Toddlers and preschoolers going through a picky eater stage or older selective eaters who are not nutritionally compromised do not need to be catered to. For them, eating a balanced meal at each mealtime is less important than working on developing their competent eater skills. In fact, if these kids are pressured to eat a balanced meal at each sitting they may start further disliking healthy foods like vegetables or learn to overeat on a regular basis. Although they tend to make predictable food choices and often lean towards starchy choices, gradually they will learn to expand their food choices to include foods from all food groups as long as their parents support them along the way and trust them with their eating.

Is your child a competent eater?

To see whether your child is a competent eater, check out this definition by Ellyn Satter. Note that the definition does not include “eats everything put in front of him”. Rather, it emphasizes a long-term healthy relationship with food, the ability to self-regulate, and proper mealtime behavior. Your child is a competent eater when:

• He feels good about eating. He enjoys food and joins in happily with family meals and snacks.

• He enjoys meals and behaves nicely at mealtime. He feels good about being included in family meals and does his part to make mealtime pleasant. He does not make a fuss.

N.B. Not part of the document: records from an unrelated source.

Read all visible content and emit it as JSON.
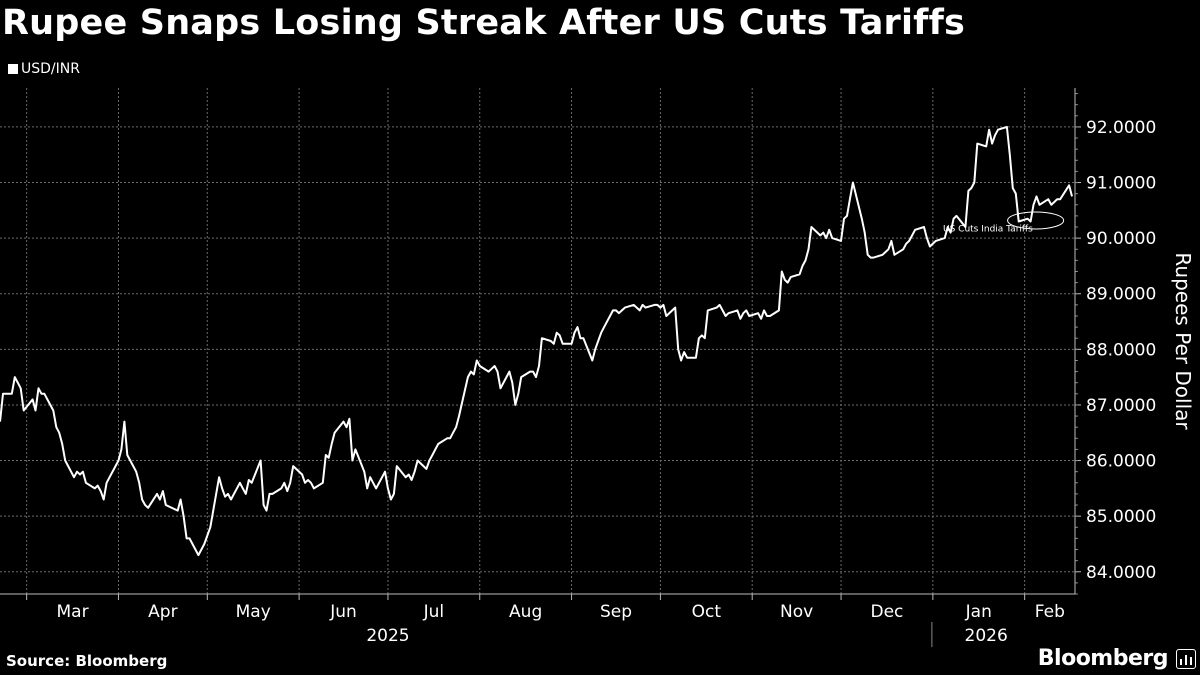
{
  "title": "Rupee Snaps Losing Streak After US Cuts Tariffs",
  "legend_label": "USD/INR",
  "source": "Source: Bloomberg",
  "brand": "Bloomberg",
  "chart_data": {
    "type": "line",
    "title": "Rupee Snaps Losing Streak After US Cuts Tariffs",
    "ylabel": "Rupees Per Dollar",
    "ylim": [
      83.6,
      92.7
    ],
    "y_ticks": [
      84,
      85,
      86,
      87,
      88,
      89,
      90,
      91,
      92
    ],
    "y_tick_labels": [
      "84.0000",
      "85.0000",
      "86.0000",
      "87.0000",
      "88.0000",
      "89.0000",
      "90.0000",
      "91.0000",
      "92.0000"
    ],
    "x_range": [
      "2025-02-20",
      "2026-02-18"
    ],
    "months": [
      {
        "label": "Mar",
        "date": "2025-03-01"
      },
      {
        "label": "Apr",
        "date": "2025-04-01"
      },
      {
        "label": "May",
        "date": "2025-05-01"
      },
      {
        "label": "Jun",
        "date": "2025-06-01"
      },
      {
        "label": "Jul",
        "date": "2025-07-01"
      },
      {
        "label": "Aug",
        "date": "2025-08-01"
      },
      {
        "label": "Sep",
        "date": "2025-09-01"
      },
      {
        "label": "Oct",
        "date": "2025-10-01"
      },
      {
        "label": "Nov",
        "date": "2025-11-01"
      },
      {
        "label": "Dec",
        "date": "2025-12-01"
      },
      {
        "label": "Jan",
        "date": "2026-01-01"
      },
      {
        "label": "Feb",
        "date": "2026-02-01"
      }
    ],
    "years": [
      {
        "label": "2025",
        "date": "2025-07-01"
      },
      {
        "label": "2026",
        "date": "2026-01-19"
      }
    ],
    "annotation": {
      "text": "US Cuts India Tariffs",
      "date": "2026-02-02",
      "value": 90.3
    },
    "series": [
      {
        "name": "USD/INR",
        "points": [
          [
            "2025-02-20",
            86.7
          ],
          [
            "2025-02-21",
            87.2
          ],
          [
            "2025-02-24",
            87.2
          ],
          [
            "2025-02-25",
            87.5
          ],
          [
            "2025-02-26",
            87.4
          ],
          [
            "2025-02-27",
            87.3
          ],
          [
            "2025-02-28",
            86.9
          ],
          [
            "2025-03-03",
            87.1
          ],
          [
            "2025-03-04",
            86.9
          ],
          [
            "2025-03-05",
            87.3
          ],
          [
            "2025-03-06",
            87.2
          ],
          [
            "2025-03-07",
            87.2
          ],
          [
            "2025-03-10",
            86.9
          ],
          [
            "2025-03-11",
            86.6
          ],
          [
            "2025-03-12",
            86.5
          ],
          [
            "2025-03-13",
            86.3
          ],
          [
            "2025-03-14",
            86.0
          ],
          [
            "2025-03-17",
            85.7
          ],
          [
            "2025-03-18",
            85.8
          ],
          [
            "2025-03-19",
            85.75
          ],
          [
            "2025-03-20",
            85.8
          ],
          [
            "2025-03-21",
            85.6
          ],
          [
            "2025-03-24",
            85.5
          ],
          [
            "2025-03-25",
            85.55
          ],
          [
            "2025-03-26",
            85.45
          ],
          [
            "2025-03-27",
            85.3
          ],
          [
            "2025-03-28",
            85.6
          ],
          [
            "2025-04-01",
            86.0
          ],
          [
            "2025-04-02",
            86.2
          ],
          [
            "2025-04-03",
            86.7
          ],
          [
            "2025-04-04",
            86.1
          ],
          [
            "2025-04-07",
            85.8
          ],
          [
            "2025-04-08",
            85.6
          ],
          [
            "2025-04-09",
            85.3
          ],
          [
            "2025-04-10",
            85.2
          ],
          [
            "2025-04-11",
            85.15
          ],
          [
            "2025-04-14",
            85.4
          ],
          [
            "2025-04-15",
            85.3
          ],
          [
            "2025-04-16",
            85.45
          ],
          [
            "2025-04-17",
            85.2
          ],
          [
            "2025-04-21",
            85.1
          ],
          [
            "2025-04-22",
            85.3
          ],
          [
            "2025-04-23",
            85.0
          ],
          [
            "2025-04-24",
            84.6
          ],
          [
            "2025-04-25",
            84.6
          ],
          [
            "2025-04-28",
            84.3
          ],
          [
            "2025-04-29",
            84.4
          ],
          [
            "2025-04-30",
            84.5
          ],
          [
            "2025-05-02",
            84.8
          ],
          [
            "2025-05-05",
            85.7
          ],
          [
            "2025-05-06",
            85.5
          ],
          [
            "2025-05-07",
            85.35
          ],
          [
            "2025-05-08",
            85.4
          ],
          [
            "2025-05-09",
            85.3
          ],
          [
            "2025-05-12",
            85.6
          ],
          [
            "2025-05-13",
            85.5
          ],
          [
            "2025-05-14",
            85.4
          ],
          [
            "2025-05-15",
            85.65
          ],
          [
            "2025-05-16",
            85.6
          ],
          [
            "2025-05-19",
            86.0
          ],
          [
            "2025-05-20",
            85.2
          ],
          [
            "2025-05-21",
            85.1
          ],
          [
            "2025-05-22",
            85.4
          ],
          [
            "2025-05-23",
            85.4
          ],
          [
            "2025-05-26",
            85.5
          ],
          [
            "2025-05-27",
            85.6
          ],
          [
            "2025-05-28",
            85.45
          ],
          [
            "2025-05-29",
            85.6
          ],
          [
            "2025-05-30",
            85.9
          ],
          [
            "2025-06-02",
            85.75
          ],
          [
            "2025-06-03",
            85.6
          ],
          [
            "2025-06-04",
            85.65
          ],
          [
            "2025-06-05",
            85.6
          ],
          [
            "2025-06-06",
            85.5
          ],
          [
            "2025-06-09",
            85.6
          ],
          [
            "2025-06-10",
            86.1
          ],
          [
            "2025-06-11",
            86.05
          ],
          [
            "2025-06-12",
            86.3
          ],
          [
            "2025-06-13",
            86.5
          ],
          [
            "2025-06-16",
            86.7
          ],
          [
            "2025-06-17",
            86.6
          ],
          [
            "2025-06-18",
            86.75
          ],
          [
            "2025-06-19",
            86.0
          ],
          [
            "2025-06-20",
            86.2
          ],
          [
            "2025-06-23",
            85.8
          ],
          [
            "2025-06-24",
            85.5
          ],
          [
            "2025-06-25",
            85.7
          ],
          [
            "2025-06-26",
            85.6
          ],
          [
            "2025-06-27",
            85.5
          ],
          [
            "2025-06-30",
            85.8
          ],
          [
            "2025-07-01",
            85.5
          ],
          [
            "2025-07-02",
            85.3
          ],
          [
            "2025-07-03",
            85.4
          ],
          [
            "2025-07-04",
            85.9
          ],
          [
            "2025-07-07",
            85.7
          ],
          [
            "2025-07-08",
            85.75
          ],
          [
            "2025-07-09",
            85.65
          ],
          [
            "2025-07-10",
            85.8
          ],
          [
            "2025-07-11",
            86.0
          ],
          [
            "2025-07-14",
            85.85
          ],
          [
            "2025-07-15",
            86.0
          ],
          [
            "2025-07-16",
            86.1
          ],
          [
            "2025-07-17",
            86.2
          ],
          [
            "2025-07-18",
            86.3
          ],
          [
            "2025-07-21",
            86.4
          ],
          [
            "2025-07-22",
            86.4
          ],
          [
            "2025-07-23",
            86.5
          ],
          [
            "2025-07-24",
            86.6
          ],
          [
            "2025-07-25",
            86.8
          ],
          [
            "2025-07-28",
            87.5
          ],
          [
            "2025-07-29",
            87.6
          ],
          [
            "2025-07-30",
            87.55
          ],
          [
            "2025-07-31",
            87.8
          ],
          [
            "2025-08-01",
            87.7
          ],
          [
            "2025-08-04",
            87.6
          ],
          [
            "2025-08-05",
            87.65
          ],
          [
            "2025-08-06",
            87.7
          ],
          [
            "2025-08-07",
            87.6
          ],
          [
            "2025-08-08",
            87.3
          ],
          [
            "2025-08-11",
            87.6
          ],
          [
            "2025-08-12",
            87.4
          ],
          [
            "2025-08-13",
            87.0
          ],
          [
            "2025-08-14",
            87.2
          ],
          [
            "2025-08-15",
            87.5
          ],
          [
            "2025-08-18",
            87.6
          ],
          [
            "2025-08-19",
            87.6
          ],
          [
            "2025-08-20",
            87.5
          ],
          [
            "2025-08-21",
            87.7
          ],
          [
            "2025-08-22",
            88.2
          ],
          [
            "2025-08-25",
            88.15
          ],
          [
            "2025-08-26",
            88.1
          ],
          [
            "2025-08-27",
            88.3
          ],
          [
            "2025-08-28",
            88.25
          ],
          [
            "2025-08-29",
            88.1
          ],
          [
            "2025-09-01",
            88.1
          ],
          [
            "2025-09-02",
            88.3
          ],
          [
            "2025-09-03",
            88.4
          ],
          [
            "2025-09-04",
            88.2
          ],
          [
            "2025-09-05",
            88.2
          ],
          [
            "2025-09-08",
            87.8
          ],
          [
            "2025-09-09",
            88.0
          ],
          [
            "2025-09-10",
            88.15
          ],
          [
            "2025-09-11",
            88.3
          ],
          [
            "2025-09-12",
            88.4
          ],
          [
            "2025-09-15",
            88.7
          ],
          [
            "2025-09-16",
            88.7
          ],
          [
            "2025-09-17",
            88.65
          ],
          [
            "2025-09-18",
            88.7
          ],
          [
            "2025-09-19",
            88.75
          ],
          [
            "2025-09-22",
            88.8
          ],
          [
            "2025-09-23",
            88.75
          ],
          [
            "2025-09-24",
            88.7
          ],
          [
            "2025-09-25",
            88.8
          ],
          [
            "2025-09-26",
            88.75
          ],
          [
            "2025-09-29",
            88.8
          ],
          [
            "2025-09-30",
            88.8
          ],
          [
            "2025-10-01",
            88.75
          ],
          [
            "2025-10-02",
            88.8
          ],
          [
            "2025-10-03",
            88.6
          ],
          [
            "2025-10-06",
            88.75
          ],
          [
            "2025-10-07",
            88.0
          ],
          [
            "2025-10-08",
            87.8
          ],
          [
            "2025-10-09",
            87.95
          ],
          [
            "2025-10-10",
            87.85
          ],
          [
            "2025-10-13",
            87.85
          ],
          [
            "2025-10-14",
            88.2
          ],
          [
            "2025-10-15",
            88.25
          ],
          [
            "2025-10-16",
            88.2
          ],
          [
            "2025-10-17",
            88.7
          ],
          [
            "2025-10-20",
            88.75
          ],
          [
            "2025-10-21",
            88.8
          ],
          [
            "2025-10-22",
            88.7
          ],
          [
            "2025-10-23",
            88.6
          ],
          [
            "2025-10-24",
            88.65
          ],
          [
            "2025-10-27",
            88.7
          ],
          [
            "2025-10-28",
            88.55
          ],
          [
            "2025-10-29",
            88.65
          ],
          [
            "2025-10-30",
            88.7
          ],
          [
            "2025-10-31",
            88.6
          ],
          [
            "2025-11-03",
            88.65
          ],
          [
            "2025-11-04",
            88.55
          ],
          [
            "2025-11-05",
            88.7
          ],
          [
            "2025-11-06",
            88.6
          ],
          [
            "2025-11-07",
            88.6
          ],
          [
            "2025-11-10",
            88.7
          ],
          [
            "2025-11-11",
            89.4
          ],
          [
            "2025-11-12",
            89.25
          ],
          [
            "2025-11-13",
            89.2
          ],
          [
            "2025-11-14",
            89.3
          ],
          [
            "2025-11-17",
            89.35
          ],
          [
            "2025-11-18",
            89.5
          ],
          [
            "2025-11-19",
            89.6
          ],
          [
            "2025-11-20",
            89.8
          ],
          [
            "2025-11-21",
            90.2
          ],
          [
            "2025-11-24",
            90.05
          ],
          [
            "2025-11-25",
            90.1
          ],
          [
            "2025-11-26",
            90.0
          ],
          [
            "2025-11-27",
            90.15
          ],
          [
            "2025-11-28",
            90.0
          ],
          [
            "2025-12-01",
            89.95
          ],
          [
            "2025-12-02",
            90.35
          ],
          [
            "2025-12-03",
            90.4
          ],
          [
            "2025-12-04",
            90.7
          ],
          [
            "2025-12-05",
            91.0
          ],
          [
            "2025-12-08",
            90.35
          ],
          [
            "2025-12-09",
            90.1
          ],
          [
            "2025-12-10",
            89.7
          ],
          [
            "2025-12-11",
            89.65
          ],
          [
            "2025-12-12",
            89.65
          ],
          [
            "2025-12-15",
            89.7
          ],
          [
            "2025-12-16",
            89.75
          ],
          [
            "2025-12-17",
            89.8
          ],
          [
            "2025-12-18",
            89.95
          ],
          [
            "2025-12-19",
            89.7
          ],
          [
            "2025-12-22",
            89.8
          ],
          [
            "2025-12-23",
            89.9
          ],
          [
            "2025-12-24",
            89.95
          ],
          [
            "2025-12-26",
            90.15
          ],
          [
            "2025-12-29",
            90.2
          ],
          [
            "2025-12-30",
            90.0
          ],
          [
            "2025-12-31",
            89.85
          ],
          [
            "2026-01-02",
            89.95
          ],
          [
            "2026-01-05",
            90.0
          ],
          [
            "2026-01-06",
            90.2
          ],
          [
            "2026-01-07",
            90.1
          ],
          [
            "2026-01-08",
            90.35
          ],
          [
            "2026-01-09",
            90.4
          ],
          [
            "2026-01-12",
            90.2
          ],
          [
            "2026-01-13",
            90.85
          ],
          [
            "2026-01-14",
            90.9
          ],
          [
            "2026-01-15",
            91.0
          ],
          [
            "2026-01-16",
            91.7
          ],
          [
            "2026-01-19",
            91.65
          ],
          [
            "2026-01-20",
            91.95
          ],
          [
            "2026-01-21",
            91.7
          ],
          [
            "2026-01-22",
            91.85
          ],
          [
            "2026-01-23",
            91.95
          ],
          [
            "2026-01-26",
            92.0
          ],
          [
            "2026-01-27",
            91.5
          ],
          [
            "2026-01-28",
            90.9
          ],
          [
            "2026-01-29",
            90.8
          ],
          [
            "2026-01-30",
            90.3
          ],
          [
            "2026-02-02",
            90.35
          ],
          [
            "2026-02-03",
            90.3
          ],
          [
            "2026-02-04",
            90.6
          ],
          [
            "2026-02-05",
            90.75
          ],
          [
            "2026-02-06",
            90.6
          ],
          [
            "2026-02-09",
            90.7
          ],
          [
            "2026-02-10",
            90.6
          ],
          [
            "2026-02-11",
            90.65
          ],
          [
            "2026-02-12",
            90.7
          ],
          [
            "2026-02-13",
            90.7
          ],
          [
            "2026-02-16",
            90.95
          ],
          [
            "2026-02-17",
            90.75
          ]
        ]
      }
    ]
  }
}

• He picks and chooses from the food you make available. He is okay with being offered food he has never seen before. He says “yes, please,” and “no, thank you.” He ignores food he does not want and also “sneaks up” on new food and learns to like it. Eventually, he will learn to eat almost everything you do.

• He eats as much or as little as he needs. Only he knows how much that is. Trusting him to eat as much he needs lets him grow consistently and develop the body that nature intended for him.


More ways to create balance

Here are some suggestions to work in more balance without compromising the long term goal of raising a competent eater:

– Include 1-2 foods your child eats in each meal. This food has to be a part of the meal and not something you serve only for your child. Choose from starch, protein, fruit, vegetable or dairy food groups.

– If your child is a very selective eater, make a list of all the foods your child eats and choose “safe” foods from a different food group for each meal. This way, even if your child does not always eat from every food group, over time he will be likely to get more variety than if you serve “safe” foods from the same food group for breakfast, lunch, and dinner.

– Do taste tests outside mealtimes or before meals to expose your child to more choices without the pressure to eat.

– Serve deconstructed meals often and allow children to serve themselves. Examples: sandwich bar, salad bar, pasta bar, baked potato bar.

Above all, make sure that the pressure or restriction does not creep into your feeding strategy. To check if you are staying on track, test yourself with the Division of Responsibility rule: parents are responsible for what, when, and where to serve meals. Children are responsible for how much or whether to eat.